It started when I had a call from a farmer friend who had around 75 oak trees that he wanted to clear from his land. He asked me if I knew how he could go about selling the timber. Thinking it would be easy I called a a timber merchant I dealt with regularly and had a telling response:
The timber merchant, who I had known as a homegrown oak specialist for many years, told me they had stopped milling homegrown timber completely. It was more cost effective to buy in ready milled timber from Eastern Europe. He referred me to a log buyer he knew.
I called the log buyer. He asked how many logs I had. I told him around 75. He said he wasn't interested in stands of less than 150 trees and then only if they were of certain sizes and with long straight trunks.
This experience confirmed my suspicions. The market for small stands or single trees was limited to small craft makers or the small specialist timber mills scattered across the countryside. Furthermore Scottish timber is slow growing due to the harsh climate and is thus too interesting - it tends to have twists and turns, burrs and pips, leaving it outside the grading standards used by the international timber trade.
I decided this presented a fantastic opportunity to obtain the most wonderful, unique timbers which would otherwise be trashed and, using my design skills, make desirable high-end products. Rather than throwing them away the logs become like Premier Cru wines - not like the anodyne supermarket plonk - unique expressions of the Terroir on which they grew.
That's how the Fallen Tree Rising project came about.

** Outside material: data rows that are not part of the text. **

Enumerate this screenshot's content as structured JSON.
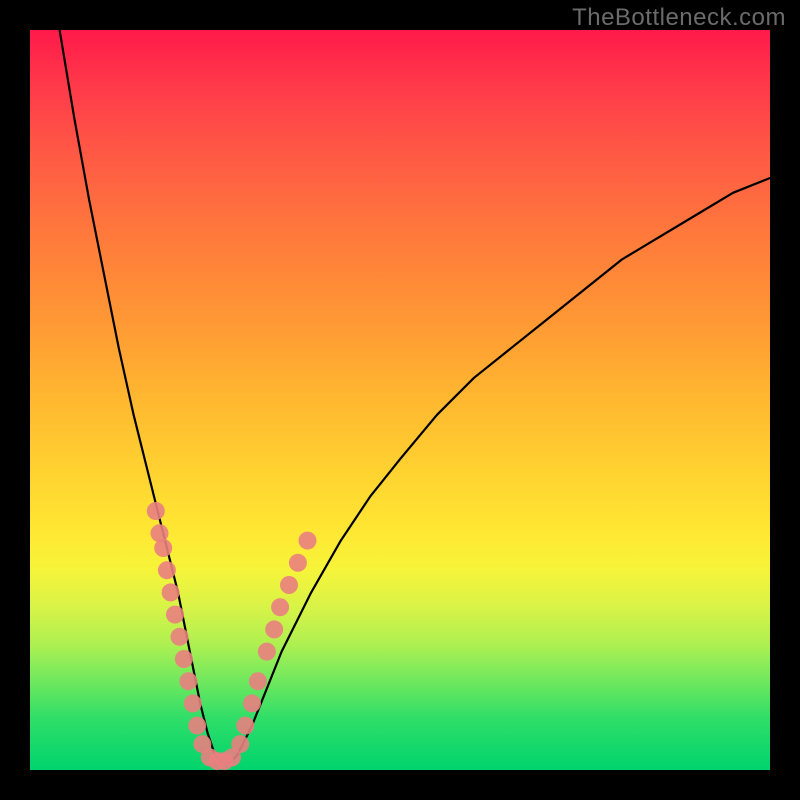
{
  "watermark": "TheBottleneck.com",
  "chart_data": {
    "type": "line",
    "title": "",
    "xlabel": "",
    "ylabel": "",
    "xlim": [
      0,
      100
    ],
    "ylim": [
      0,
      100
    ],
    "grid": false,
    "legend": false,
    "gradient_colors": [
      "#ff1a4a",
      "#ffe833",
      "#00d46d"
    ],
    "series": [
      {
        "name": "bottleneck-curve",
        "color": "#000000",
        "x": [
          4,
          6,
          8,
          10,
          12,
          14,
          16,
          18,
          20,
          22,
          23,
          24,
          25,
          26,
          27,
          28,
          30,
          32,
          34,
          38,
          42,
          46,
          50,
          55,
          60,
          65,
          70,
          75,
          80,
          85,
          90,
          95,
          100
        ],
        "y": [
          100,
          88,
          77,
          67,
          57,
          48,
          40,
          32,
          24,
          14,
          9,
          5,
          2,
          1,
          1,
          2,
          6,
          11,
          16,
          24,
          31,
          37,
          42,
          48,
          53,
          57,
          61,
          65,
          69,
          72,
          75,
          78,
          80
        ]
      }
    ],
    "marker_cluster": {
      "name": "data-points",
      "color": "#e98080",
      "radius_px": 9,
      "points": [
        {
          "x": 17.0,
          "y": 35
        },
        {
          "x": 17.5,
          "y": 32
        },
        {
          "x": 18.0,
          "y": 30
        },
        {
          "x": 18.5,
          "y": 27
        },
        {
          "x": 19.0,
          "y": 24
        },
        {
          "x": 19.6,
          "y": 21
        },
        {
          "x": 20.2,
          "y": 18
        },
        {
          "x": 20.8,
          "y": 15
        },
        {
          "x": 21.4,
          "y": 12
        },
        {
          "x": 22.0,
          "y": 9
        },
        {
          "x": 22.6,
          "y": 6
        },
        {
          "x": 23.3,
          "y": 3.5
        },
        {
          "x": 24.3,
          "y": 1.7
        },
        {
          "x": 25.3,
          "y": 1.2
        },
        {
          "x": 26.3,
          "y": 1.2
        },
        {
          "x": 27.3,
          "y": 1.7
        },
        {
          "x": 28.4,
          "y": 3.5
        },
        {
          "x": 29.1,
          "y": 6
        },
        {
          "x": 30.0,
          "y": 9
        },
        {
          "x": 30.8,
          "y": 12
        },
        {
          "x": 32.0,
          "y": 16
        },
        {
          "x": 33.0,
          "y": 19
        },
        {
          "x": 33.8,
          "y": 22
        },
        {
          "x": 35.0,
          "y": 25
        },
        {
          "x": 36.2,
          "y": 28
        },
        {
          "x": 37.5,
          "y": 31
        }
      ]
    }
  }
}
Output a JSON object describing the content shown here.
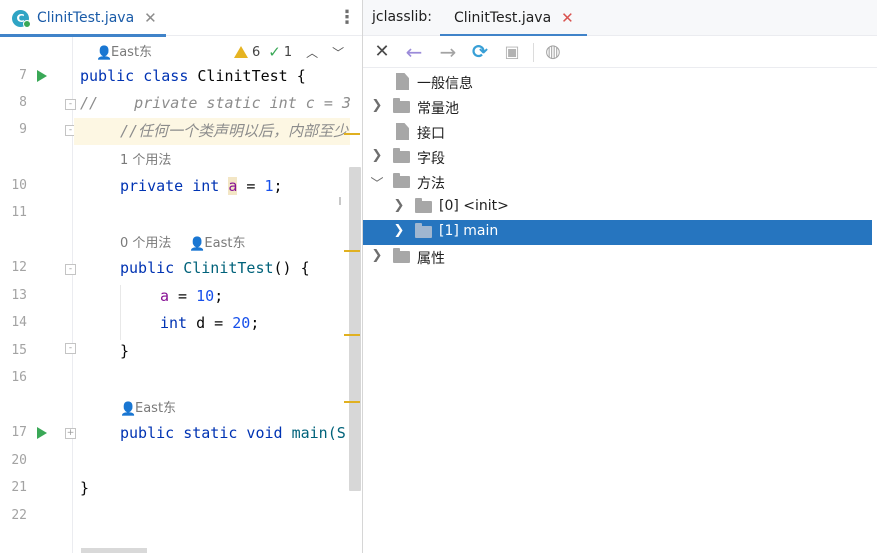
{
  "editor": {
    "tab": {
      "file_name": "ClinitTest.java",
      "icon_letter": "C"
    },
    "inspections": {
      "warnings": "6",
      "weak_warnings": "1"
    },
    "line_numbers": [
      "7",
      "8",
      "9",
      "10",
      "11",
      "12",
      "13",
      "14",
      "15",
      "16",
      "17",
      "20",
      "21",
      "22"
    ],
    "hints": {
      "author_top": "East东",
      "usages_field": "1 个用法",
      "usages_ctor": "0 个用法",
      "author_ctor": "East东",
      "author_main": "East东"
    },
    "code": {
      "l7_kw": "public class",
      "l7_name": "ClinitTest {",
      "l8_comment": "//    private static int c = 3",
      "l9_comment": "//任何一个类声明以后，内部至少",
      "l10_kw": "private int",
      "l10_var": "a",
      "l10_rest": " = ",
      "l10_num": "1",
      "l10_end": ";",
      "l12_kw": "public",
      "l12_name": "ClinitTest",
      "l12_rest": "() {",
      "l13_var": "a",
      "l13_rest": " = ",
      "l13_num": "10",
      "l13_end": ";",
      "l14_kw": "int",
      "l14_rest": " d = ",
      "l14_num": "20",
      "l14_end": ";",
      "l15": "}",
      "l17_kw": "public static void",
      "l17_name": "main(S",
      "l21": "}"
    }
  },
  "jclasslib": {
    "prefix": "jclasslib:",
    "tab_label": "ClinitTest.java",
    "toolbar": [
      "close-icon",
      "back-arrow-icon",
      "forward-arrow-icon",
      "refresh-icon",
      "save-icon",
      "browser-icon"
    ],
    "tree": [
      {
        "label": "一般信息",
        "kind": "file"
      },
      {
        "label": "常量池",
        "kind": "folder",
        "state": "collapsed"
      },
      {
        "label": "接口",
        "kind": "file"
      },
      {
        "label": "字段",
        "kind": "folder",
        "state": "collapsed"
      },
      {
        "label": "方法",
        "kind": "folder",
        "state": "expanded"
      },
      {
        "label": "[0] <init>",
        "kind": "folder",
        "state": "collapsed"
      },
      {
        "label": "[1] main",
        "kind": "folder",
        "state": "collapsed",
        "selected": true
      },
      {
        "label": "属性",
        "kind": "folder",
        "state": "collapsed"
      }
    ]
  },
  "colors": {
    "accent": "#4083c9",
    "selection": "#2675bf",
    "keyword": "#0033b3",
    "number": "#1750eb",
    "field": "#871094",
    "comment": "#8c8c8c",
    "run": "#3aa857",
    "warning": "#e6b422"
  }
}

The First On-site Timber Milling
I bought a portable sawmill and made it known that I was interested in milling any windblown trees into useful timber. Friends and local landowners called me : trees had to come down because they were leaning dangerously over a road .... a large oak had blown down in the storm.... I soon realised that there was an abundance of trees within a few miles of my workshop and folk were delighted to offer them to me to save them from the fireplace.
The Fallen Tree Rising project by designer Ben Dawson uses timber from windblown Scottish trees to make contemporary furniture and accessories inlaid with words and images.